Relative entropy is a hybrid measure that integrates multiple centrality indices to evaluate node importance using linear programming and Kullback-Leibler divergence [2]. Suppose there are \(m\) centrality measures, each represented as a discrete distribution \(u_j = (u_{j1}, \dots, u_{jN})\) for \(j=1,\dots,m\), where \(u_{ji} \ge 0\) and \(\sum_{i=1}^N u_{ji} = 1\).

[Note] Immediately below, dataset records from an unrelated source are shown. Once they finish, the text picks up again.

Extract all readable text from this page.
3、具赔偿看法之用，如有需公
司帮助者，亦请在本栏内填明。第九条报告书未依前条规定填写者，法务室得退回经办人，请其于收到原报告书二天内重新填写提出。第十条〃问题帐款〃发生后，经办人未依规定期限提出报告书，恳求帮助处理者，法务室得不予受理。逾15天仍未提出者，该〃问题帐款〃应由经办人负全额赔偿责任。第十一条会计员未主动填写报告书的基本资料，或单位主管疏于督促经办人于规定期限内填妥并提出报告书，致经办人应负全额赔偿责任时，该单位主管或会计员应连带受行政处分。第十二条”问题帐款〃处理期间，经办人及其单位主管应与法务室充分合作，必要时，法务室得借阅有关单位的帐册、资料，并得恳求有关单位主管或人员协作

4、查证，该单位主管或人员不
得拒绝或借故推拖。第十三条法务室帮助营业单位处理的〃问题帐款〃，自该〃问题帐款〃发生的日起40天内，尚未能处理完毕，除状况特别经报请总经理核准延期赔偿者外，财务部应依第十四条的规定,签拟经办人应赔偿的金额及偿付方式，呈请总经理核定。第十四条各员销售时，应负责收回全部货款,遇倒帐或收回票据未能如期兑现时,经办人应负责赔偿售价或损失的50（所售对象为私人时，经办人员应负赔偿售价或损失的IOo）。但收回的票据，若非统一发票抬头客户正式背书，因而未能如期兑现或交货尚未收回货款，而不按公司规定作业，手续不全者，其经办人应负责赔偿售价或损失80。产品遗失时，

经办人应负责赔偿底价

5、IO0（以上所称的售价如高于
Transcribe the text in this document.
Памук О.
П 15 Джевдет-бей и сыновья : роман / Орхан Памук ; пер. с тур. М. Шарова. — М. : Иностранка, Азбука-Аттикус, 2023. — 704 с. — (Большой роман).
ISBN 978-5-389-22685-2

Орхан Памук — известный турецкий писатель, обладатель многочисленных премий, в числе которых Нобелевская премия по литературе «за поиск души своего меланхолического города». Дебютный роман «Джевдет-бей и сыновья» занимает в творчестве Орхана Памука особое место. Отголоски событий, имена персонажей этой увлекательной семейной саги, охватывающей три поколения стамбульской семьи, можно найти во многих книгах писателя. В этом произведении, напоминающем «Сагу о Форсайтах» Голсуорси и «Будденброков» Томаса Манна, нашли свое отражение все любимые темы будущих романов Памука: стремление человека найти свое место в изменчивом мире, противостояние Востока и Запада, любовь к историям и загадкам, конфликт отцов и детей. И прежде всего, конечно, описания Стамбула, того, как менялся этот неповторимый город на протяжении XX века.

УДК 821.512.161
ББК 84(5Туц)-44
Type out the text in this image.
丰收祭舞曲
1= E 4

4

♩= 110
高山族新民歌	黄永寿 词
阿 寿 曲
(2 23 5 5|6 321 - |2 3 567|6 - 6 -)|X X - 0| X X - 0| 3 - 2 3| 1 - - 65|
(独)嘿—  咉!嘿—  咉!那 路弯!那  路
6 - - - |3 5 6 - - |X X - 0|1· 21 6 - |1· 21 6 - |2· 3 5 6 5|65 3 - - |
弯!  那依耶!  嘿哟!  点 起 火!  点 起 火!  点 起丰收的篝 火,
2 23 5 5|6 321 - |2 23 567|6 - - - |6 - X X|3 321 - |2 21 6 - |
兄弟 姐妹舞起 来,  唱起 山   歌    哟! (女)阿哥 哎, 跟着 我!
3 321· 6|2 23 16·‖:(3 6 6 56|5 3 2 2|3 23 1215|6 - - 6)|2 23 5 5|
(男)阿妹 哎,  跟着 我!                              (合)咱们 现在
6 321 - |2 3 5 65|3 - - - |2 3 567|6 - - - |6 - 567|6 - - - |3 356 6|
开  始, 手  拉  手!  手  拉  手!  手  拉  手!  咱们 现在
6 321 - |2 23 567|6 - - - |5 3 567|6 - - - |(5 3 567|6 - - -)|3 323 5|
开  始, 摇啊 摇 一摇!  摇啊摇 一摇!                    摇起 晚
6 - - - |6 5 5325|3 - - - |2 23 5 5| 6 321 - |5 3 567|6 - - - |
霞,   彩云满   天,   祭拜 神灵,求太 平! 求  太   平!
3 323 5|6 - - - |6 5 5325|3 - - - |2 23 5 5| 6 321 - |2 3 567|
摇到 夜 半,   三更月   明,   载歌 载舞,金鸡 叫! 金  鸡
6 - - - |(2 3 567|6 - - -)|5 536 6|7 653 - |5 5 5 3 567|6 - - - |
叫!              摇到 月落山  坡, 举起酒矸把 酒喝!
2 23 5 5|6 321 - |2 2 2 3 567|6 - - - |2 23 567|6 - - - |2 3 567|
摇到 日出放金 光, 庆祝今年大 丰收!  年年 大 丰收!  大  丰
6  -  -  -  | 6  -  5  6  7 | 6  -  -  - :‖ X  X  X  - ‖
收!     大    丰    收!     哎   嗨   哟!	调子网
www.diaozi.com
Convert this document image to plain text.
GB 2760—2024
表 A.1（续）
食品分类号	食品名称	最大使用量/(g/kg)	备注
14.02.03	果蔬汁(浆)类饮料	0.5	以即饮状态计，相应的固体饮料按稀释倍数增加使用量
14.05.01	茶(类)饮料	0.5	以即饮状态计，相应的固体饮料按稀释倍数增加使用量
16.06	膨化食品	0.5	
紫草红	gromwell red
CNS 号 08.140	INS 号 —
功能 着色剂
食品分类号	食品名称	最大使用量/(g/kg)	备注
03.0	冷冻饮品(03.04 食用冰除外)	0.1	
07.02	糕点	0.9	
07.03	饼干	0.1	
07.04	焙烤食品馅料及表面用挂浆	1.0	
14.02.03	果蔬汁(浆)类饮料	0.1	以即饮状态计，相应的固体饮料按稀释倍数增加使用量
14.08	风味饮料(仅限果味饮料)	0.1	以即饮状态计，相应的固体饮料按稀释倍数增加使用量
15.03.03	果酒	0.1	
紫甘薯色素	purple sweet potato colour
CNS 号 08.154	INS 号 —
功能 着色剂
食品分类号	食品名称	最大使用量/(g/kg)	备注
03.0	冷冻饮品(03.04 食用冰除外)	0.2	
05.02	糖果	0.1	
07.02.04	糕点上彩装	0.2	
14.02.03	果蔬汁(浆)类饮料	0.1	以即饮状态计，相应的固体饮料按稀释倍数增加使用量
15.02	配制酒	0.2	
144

The relative entropy of the nodes, denoted by \(w = (w_1, \dots, w_N)\), is obtained by solving the linear programming problem
\begin{equation*}
\min_{w_1, \dots, w_N} \sum_{j=1}^m \sum_{i=1}^N w_i \log_2 \frac{w_i}{u_{ji}}, \quad
\text{subject to } \sum_{i=1}^N w_i = 1, \quad w_i > 0 \ \forall i.
\end{equation*}
The solution for node \(i\) is given by the normalized geometric mean of its centrality values:
\begin{equation*}
w_i = \frac{\prod_{j=1}^m (u_{ji})^{1/m}}{\sum_{k=1}^N \prod_{j=1}^m (u_{jk})^{1/m}}.
\end{equation*}
Chen et al. [2] apply relative entropy using \(m=4\) centrality measures: degree, closeness, betweenness, and Burt's constraint coefficient. By computing the normalized geometric mean of these measures for each node, the approach produces a single composite score \(w_i\) that reflects the node’s overall importance across multiple centrality perspectives.

References

[1] Shvydun, S. (2025). Zoo of Centralities: Encyclopedia of Node Metrics in Complex Networks. arXiv: 2511.05122 https://doi.org/10.48550/arXiv.2511.05122
[2] Chen, B., Wang, Z., & Luo, C. (2016). Integrated evaluation approach for node importance of complex networks based on relative entropy. Journal of Systems Engineering and Electronics, 27(6), 1219-1226. doi: 10.21629/JSEE.2016.06.10.